Published 2025-12-25 · Last updated 2026-01-24 · Reviewed by Valzura Editorial Team

IRR Calculator

Measure the annualized return an investment or acquisition actually earns.

The internal rate of return (IRR) is the annualized rate at which an investment's cash flows, including the initial outlay, have a net present value of exactly zero. It captures both the size and the timing of every cash flow in a single percentage, which makes it the standard way to compare investments of different shapes and lengths. An investment is attractive when its internal rate of return exceeds your cost of capital or required hurdle rate.

$

Cash paid out at the start (year 0), such as the purchase price.

$

Added to the final year's cash flow, such as a resale of the business.

Yearly cash flows

Year 1
$
Year 2
$
Year 3
$
Year 4
$
Year 5
$

Cash received at the end of each year. Add up to 10 years.

Internal Rate of Return

15.2%

The annualized return over 5 years of cash flows.

Total invested$100,000
Total cash returned$150,000
Net profit$50,000
Multiple on invested capital1.50x

How the IRR equation is solved

0 = −C₀ + CF₁ / (1 + IRR)¹ + CF₂ / (1 + IRR)² + ... + CFₙ / (1 + IRR)ⁿ

Here C₀ is the initial investment and CF₁ through CFₙ are the cash flows received at the end of each year. There is no algebraic way to isolate the rate, so the equation has to be solved numerically: this calculator narrows in on the answer by repeatedly testing rates until the net present value of the whole series lands at zero. The result is the single rate that makes the deal a mathematical wash, which is why comparing it against your discount rate tells you whether the investment clears your bar.

A worked example: buying a cash-flowing business

Suppose you invest 100,000 dollars in a small business and it returns 30,000 dollars of cash at the end of each year for five years. You collect 150,000 dollars in total, a 1.5 times multiple on invested capital and a 50 percent total gain. The internal rate of return works out to about 15.2 percent per year, noticeably less than 50 percent divided by 5, because each year's cash arrives later and the balance at work shrinks as money comes back.
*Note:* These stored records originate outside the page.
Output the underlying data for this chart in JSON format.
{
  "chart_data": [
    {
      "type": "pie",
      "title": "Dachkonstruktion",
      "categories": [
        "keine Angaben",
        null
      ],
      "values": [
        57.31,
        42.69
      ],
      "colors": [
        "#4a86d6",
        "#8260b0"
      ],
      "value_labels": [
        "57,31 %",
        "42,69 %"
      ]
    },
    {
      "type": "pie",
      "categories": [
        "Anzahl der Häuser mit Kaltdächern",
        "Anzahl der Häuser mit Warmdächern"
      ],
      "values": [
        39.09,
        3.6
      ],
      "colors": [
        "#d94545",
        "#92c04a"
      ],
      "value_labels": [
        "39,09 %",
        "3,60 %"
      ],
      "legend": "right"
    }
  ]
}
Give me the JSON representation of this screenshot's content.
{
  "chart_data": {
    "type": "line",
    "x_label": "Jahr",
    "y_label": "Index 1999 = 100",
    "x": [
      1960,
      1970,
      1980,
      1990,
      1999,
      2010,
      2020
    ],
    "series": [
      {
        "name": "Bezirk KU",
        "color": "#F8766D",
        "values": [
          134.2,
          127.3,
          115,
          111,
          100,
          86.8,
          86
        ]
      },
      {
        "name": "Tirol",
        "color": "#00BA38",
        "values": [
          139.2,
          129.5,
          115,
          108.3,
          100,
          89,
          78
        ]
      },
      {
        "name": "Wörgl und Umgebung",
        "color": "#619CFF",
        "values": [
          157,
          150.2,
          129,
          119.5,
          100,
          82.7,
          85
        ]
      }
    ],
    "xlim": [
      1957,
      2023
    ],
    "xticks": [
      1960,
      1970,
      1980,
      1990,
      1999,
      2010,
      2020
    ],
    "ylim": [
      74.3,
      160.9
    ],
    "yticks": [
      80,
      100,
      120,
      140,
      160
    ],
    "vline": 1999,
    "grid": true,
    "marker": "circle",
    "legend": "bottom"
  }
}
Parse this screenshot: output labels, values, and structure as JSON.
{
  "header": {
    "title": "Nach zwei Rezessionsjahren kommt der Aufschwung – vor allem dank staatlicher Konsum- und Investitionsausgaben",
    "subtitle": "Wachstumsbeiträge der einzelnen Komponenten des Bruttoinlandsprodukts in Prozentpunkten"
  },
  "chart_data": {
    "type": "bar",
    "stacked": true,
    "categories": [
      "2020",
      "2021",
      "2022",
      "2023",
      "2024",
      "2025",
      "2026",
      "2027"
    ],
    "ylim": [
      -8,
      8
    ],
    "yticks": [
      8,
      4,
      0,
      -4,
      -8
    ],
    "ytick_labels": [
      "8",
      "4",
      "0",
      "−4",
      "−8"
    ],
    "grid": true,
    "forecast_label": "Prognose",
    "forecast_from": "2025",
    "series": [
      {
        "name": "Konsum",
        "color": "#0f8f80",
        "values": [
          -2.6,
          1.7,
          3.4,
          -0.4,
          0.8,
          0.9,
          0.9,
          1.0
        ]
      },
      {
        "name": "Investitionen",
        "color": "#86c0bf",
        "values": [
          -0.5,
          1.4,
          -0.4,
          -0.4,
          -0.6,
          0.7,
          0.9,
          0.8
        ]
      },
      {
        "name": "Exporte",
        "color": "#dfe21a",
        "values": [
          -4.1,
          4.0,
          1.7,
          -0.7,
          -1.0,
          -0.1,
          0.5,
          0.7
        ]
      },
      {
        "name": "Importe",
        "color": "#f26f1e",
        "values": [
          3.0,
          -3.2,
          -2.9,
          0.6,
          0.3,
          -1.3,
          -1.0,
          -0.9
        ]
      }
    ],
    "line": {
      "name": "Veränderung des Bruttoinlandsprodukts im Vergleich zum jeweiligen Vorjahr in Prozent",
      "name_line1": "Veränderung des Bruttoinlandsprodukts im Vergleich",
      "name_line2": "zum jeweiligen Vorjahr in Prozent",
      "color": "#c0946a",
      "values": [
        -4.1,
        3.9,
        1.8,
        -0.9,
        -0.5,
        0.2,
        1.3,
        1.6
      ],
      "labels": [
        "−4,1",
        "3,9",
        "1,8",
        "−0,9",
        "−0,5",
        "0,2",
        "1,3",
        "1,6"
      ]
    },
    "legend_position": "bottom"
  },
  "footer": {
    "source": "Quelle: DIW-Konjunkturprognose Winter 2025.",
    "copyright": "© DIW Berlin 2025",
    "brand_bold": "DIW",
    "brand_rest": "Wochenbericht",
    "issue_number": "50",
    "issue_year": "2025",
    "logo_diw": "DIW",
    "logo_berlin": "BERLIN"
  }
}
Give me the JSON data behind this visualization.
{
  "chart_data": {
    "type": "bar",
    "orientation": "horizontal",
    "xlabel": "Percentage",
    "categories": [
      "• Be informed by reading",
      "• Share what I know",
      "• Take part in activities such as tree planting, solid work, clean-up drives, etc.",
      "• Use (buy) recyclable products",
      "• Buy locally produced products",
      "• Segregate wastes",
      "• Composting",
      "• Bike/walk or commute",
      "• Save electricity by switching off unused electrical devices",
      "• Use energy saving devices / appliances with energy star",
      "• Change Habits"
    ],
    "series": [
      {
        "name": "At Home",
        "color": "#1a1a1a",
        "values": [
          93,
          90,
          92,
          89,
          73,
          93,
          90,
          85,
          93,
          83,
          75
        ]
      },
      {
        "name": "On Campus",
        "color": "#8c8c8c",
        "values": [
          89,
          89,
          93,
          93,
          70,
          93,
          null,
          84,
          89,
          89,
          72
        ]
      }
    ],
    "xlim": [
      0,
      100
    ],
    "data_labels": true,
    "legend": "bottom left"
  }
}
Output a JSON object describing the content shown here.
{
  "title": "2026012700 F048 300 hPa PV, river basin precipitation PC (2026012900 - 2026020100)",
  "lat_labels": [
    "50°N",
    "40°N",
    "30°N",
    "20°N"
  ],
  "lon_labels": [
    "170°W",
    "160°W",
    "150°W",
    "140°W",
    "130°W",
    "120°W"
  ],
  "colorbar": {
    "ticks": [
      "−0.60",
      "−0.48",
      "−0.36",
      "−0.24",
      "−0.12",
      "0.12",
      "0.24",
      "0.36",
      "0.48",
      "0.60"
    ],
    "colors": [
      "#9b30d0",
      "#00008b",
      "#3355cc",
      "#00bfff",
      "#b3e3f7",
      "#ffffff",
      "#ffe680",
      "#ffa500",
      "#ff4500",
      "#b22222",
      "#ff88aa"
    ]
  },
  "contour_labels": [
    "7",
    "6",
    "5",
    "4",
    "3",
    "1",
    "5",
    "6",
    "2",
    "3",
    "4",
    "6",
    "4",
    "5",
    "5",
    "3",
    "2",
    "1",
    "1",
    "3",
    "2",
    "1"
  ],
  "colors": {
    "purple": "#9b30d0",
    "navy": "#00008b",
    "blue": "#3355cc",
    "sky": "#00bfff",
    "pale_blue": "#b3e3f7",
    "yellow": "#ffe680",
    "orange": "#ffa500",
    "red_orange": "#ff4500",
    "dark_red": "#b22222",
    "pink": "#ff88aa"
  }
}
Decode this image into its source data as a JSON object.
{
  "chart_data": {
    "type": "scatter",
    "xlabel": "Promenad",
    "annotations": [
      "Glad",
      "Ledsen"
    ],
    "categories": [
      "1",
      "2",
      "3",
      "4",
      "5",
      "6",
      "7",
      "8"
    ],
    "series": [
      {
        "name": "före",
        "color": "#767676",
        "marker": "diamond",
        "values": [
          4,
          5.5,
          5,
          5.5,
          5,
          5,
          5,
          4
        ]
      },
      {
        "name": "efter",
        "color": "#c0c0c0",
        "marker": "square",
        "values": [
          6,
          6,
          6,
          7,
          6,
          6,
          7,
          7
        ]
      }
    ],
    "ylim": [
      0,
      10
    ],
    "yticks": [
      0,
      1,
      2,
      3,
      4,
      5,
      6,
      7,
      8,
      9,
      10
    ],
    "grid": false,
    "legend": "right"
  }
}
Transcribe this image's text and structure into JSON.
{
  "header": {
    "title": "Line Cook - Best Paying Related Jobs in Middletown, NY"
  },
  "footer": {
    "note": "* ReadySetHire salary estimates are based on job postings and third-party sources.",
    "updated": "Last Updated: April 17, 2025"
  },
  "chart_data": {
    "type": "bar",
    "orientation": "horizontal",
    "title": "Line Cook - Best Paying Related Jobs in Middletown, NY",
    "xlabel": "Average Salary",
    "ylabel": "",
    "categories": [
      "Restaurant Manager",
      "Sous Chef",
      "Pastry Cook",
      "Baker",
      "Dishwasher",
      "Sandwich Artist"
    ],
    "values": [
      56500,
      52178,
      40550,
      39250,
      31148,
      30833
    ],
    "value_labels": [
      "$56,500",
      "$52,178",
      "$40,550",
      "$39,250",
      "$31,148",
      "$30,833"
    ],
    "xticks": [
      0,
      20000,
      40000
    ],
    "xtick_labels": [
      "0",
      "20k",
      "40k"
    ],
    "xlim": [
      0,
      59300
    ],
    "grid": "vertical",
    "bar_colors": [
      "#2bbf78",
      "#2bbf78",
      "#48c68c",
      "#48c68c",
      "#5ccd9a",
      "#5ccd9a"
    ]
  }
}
Timing is the whole point of the measure. If the same 150,000 dollars arrived front-loaded, with bigger checks in the first two years, the rate would be higher; if it arrived as a single payment in year five, it would be lower. Two deals with identical totals can have very different annualized returns.

IRR versus net present value

The two measures are mirror images built from the same math. Net present value fixes the discount rate and reports the dollars of value created; the internal rate of return fixes the value at zero and reports the rate. A rate is easier to compare across deals of different sizes, but it can mislead when cash flows change sign more than once or when projects differ wildly in scale. When the ranking matters, run the same cash flows through the net present value calculator and check that both measures agree.

IRR, CAGR, and simple return on investment

Simple return on investment ignores time entirely: a 50 percent gain scores the same whether it took two years or ten. A compound growth rate fixes that, but it only handles a single starting value and a single ending value. The internal rate of return generalizes both, absorbing any pattern of money in and money out along the way. When an investment has exactly one outlay and one payout, this tool and the compound annual growth rate calculator will produce the same answer.

What IRR means when you buy or sell a business

Sophisticated buyers work backward from a target return. A search fund or individual acquirer who wants 25 percent per year will model the business's cash flows, add an assumed resale, and then solve for the maximum price that still hits the target. Every dollar of purchase price they save raises their return, which is exactly why sellers who anchor the negotiation with a defensible number do better. You can model the buyer's side with the discounted cash flow valuation tool, and see what your own company would command with the free business valuation calculator.

Frequently Asked Questions

What is a good IRR for buying a business?

Private buyers of small businesses typically target an internal rate of return of 20 to 30 percent or more, well above public stock market returns, to compensate for illiquidity, key-person risk, and the work involved. Private equity funds often underwrite deals to a 20 to 25 percent gross return. The right hurdle depends on how risky the specific business is.

What is the difference between IRR and ROI?

Return on investment measures the total gain relative to the amount invested, ignoring time. The internal rate of return annualizes that gain, so a 50 percent total return looks very different over two years versus ten. IRR is the better comparison tool when investments have different holding periods or cash flow timing.

Why does IRR sometimes give strange or multiple answers?

The IRR equation can have more than one mathematical solution when cash flows change sign more than once, for example an investment that requires a second cash injection later on. In those cases, net present value at your actual discount rate is the more reliable measure. This calculator solves for a single rate and works best with one initial outlay followed by returns.

How is IRR different from CAGR?

Compound annual growth rate measures the smooth growth rate between a single beginning value and a single ending value. The internal rate of return handles many cash flows in and out over time. When there is just one investment and one final payout, the two measures produce the same number.